Com base em Onfray, podemos buscar caminho que nos levam a um ponto de equilíbrio, que será fundamental para vencer o silêncio e a solidão, e esta se pode pensar a partir da liberdade, “A liberdade não é uma questão de liberdade de movimento; caso contrário, os peixes na água, os pássaros no céu e as cobras no chão seriam prisioneiros. Liberdade significa autonomia , a arte de criar para si e se dar regras pessoais. Os normandos do passado usavam uma expressão magnífica: convidavam a ser ‘as majestades de si mesmos’. Quem não for ‘majestade de si mesmo”, isto é, senhor de si mesmo, não é livre”. O isolamento social impõe justamente essa busca em construir um exercício da liberdade. Um treinamento necessário para a qual o sujeito contemporâneo é pouco habituado e sem disciplina.
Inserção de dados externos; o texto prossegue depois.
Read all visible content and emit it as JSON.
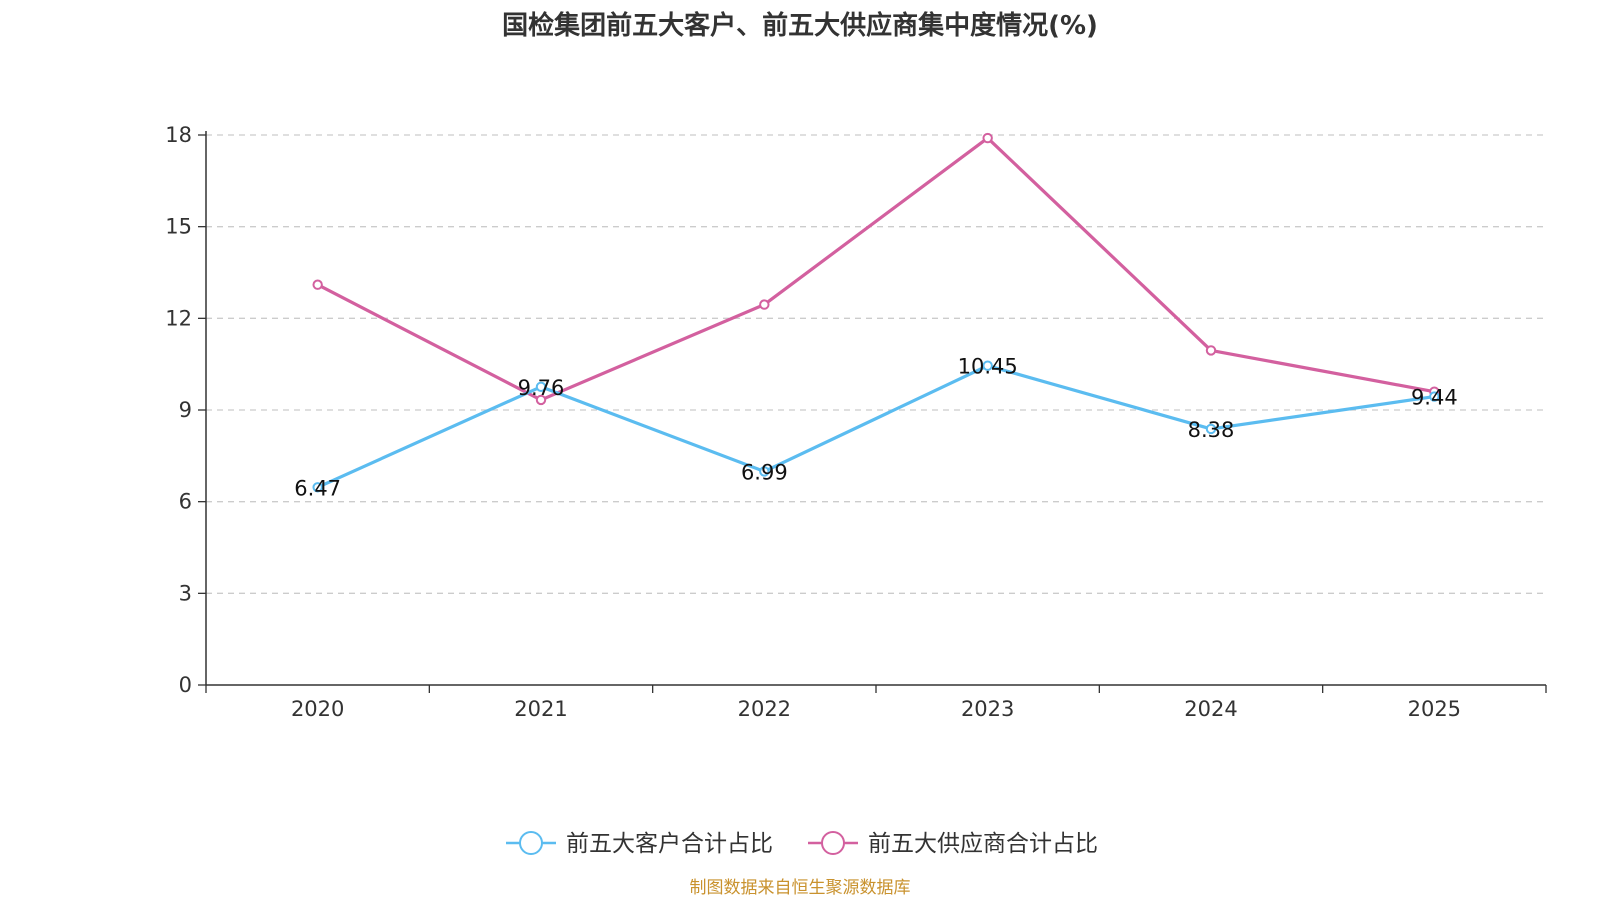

Daí a necessidade de buscar uma continua construção da humildade, nessa proposta, Christian Dunker, professor titular do instituto de psicologia da USP, assevera que o isolamento social é um tempo oportuno para pensar e refletir sobre essa dimensão, “Do ponto de vista de nossa angústia, o coronavírus não poderia ter um nome melhor: ele nos tira do trono de nós mesmos e coloca a coroa de nossas vidas em sua justa dimensão. É a coroa de espinhos que convoca uma experiência escassa em nossa época: a humildade. Diante desta pequena e destrutiva força da natureza, nosso narcisismo se dobra como um vassalo encurralado. Apesar de dolorosa como um espinho na alma, esta pode ser uma experiência profundamente transformadora. Descobrir que podemos muito menos do que pensamos, aceitar o imponderável que nos governa e acolher com humildade o que ainda não dominamos pode ser muito benéfico. Pode ser uma verdadeira terapia para aqueles que precisam descansar a cabeça do peso de sua coroa de espinhos narcísicos”.
A Covid-19 nos obriga a ficarmos reclusos e isolados. Esta realidade impõe limites que nem todos têm esse hábito de recolhimento e solidão. É uma realidade, que pode positivamente, suscitar uma “chispa” de vida espiritual, de entrada no mundo interior e retomada de um caminho distinto para a vida. O isolamento social é um tempo propício para começar a desintoxicar o nosso modo de vida barulhenta e sem muitos conteúdos interiores. Para esse encontro acontecer é primordial não esquecer que os tempos de crise são favoráveis à vida espiritual, a reflexão interior, a buscar novas fontes para fortalecer a alma.
Para que alcancemos esses objetivos, precisamos traçar uma nova rota de caminho interior do “ponto inicial, voltar a resgatar a essência esquecida”, isso é o que chamo de espiritualidade inspiradora de esperança. A espiritualidade, sustenta Leonardo Boff, em sua obra “Reflexões de um velho teólogo e pensador” é inspiração, “para um horizonte de esperança e de capacidade de autotranscedência”. Talvez, a pós-pandemia nos ajude a repensar com mais profundidade a necessidade de construir uma espiritualidade menos sensacionalista, que tenha como base o silêncio e a liberdade, para construir em nossa vida e no mundo uma “Terapia da esperança” como defende o Papa Francisco. Não há escravidão pior do que estar mergulhado no medo e na falta de esperança. Somente uma ideia de espiritualidade alicerçada na Fé-Confiança e no Silêncio-Liberdade, sem super-heróis e sem santos milagreiros, será capaz de apontar caminhos jamais traçados e que são essenciais para a nossa sanidade mental e afetiva.
- Daniel Andrés Baez Brizueña é formado em Teologia, Ciencia das religiões, Marketing, Letras e Filosofia.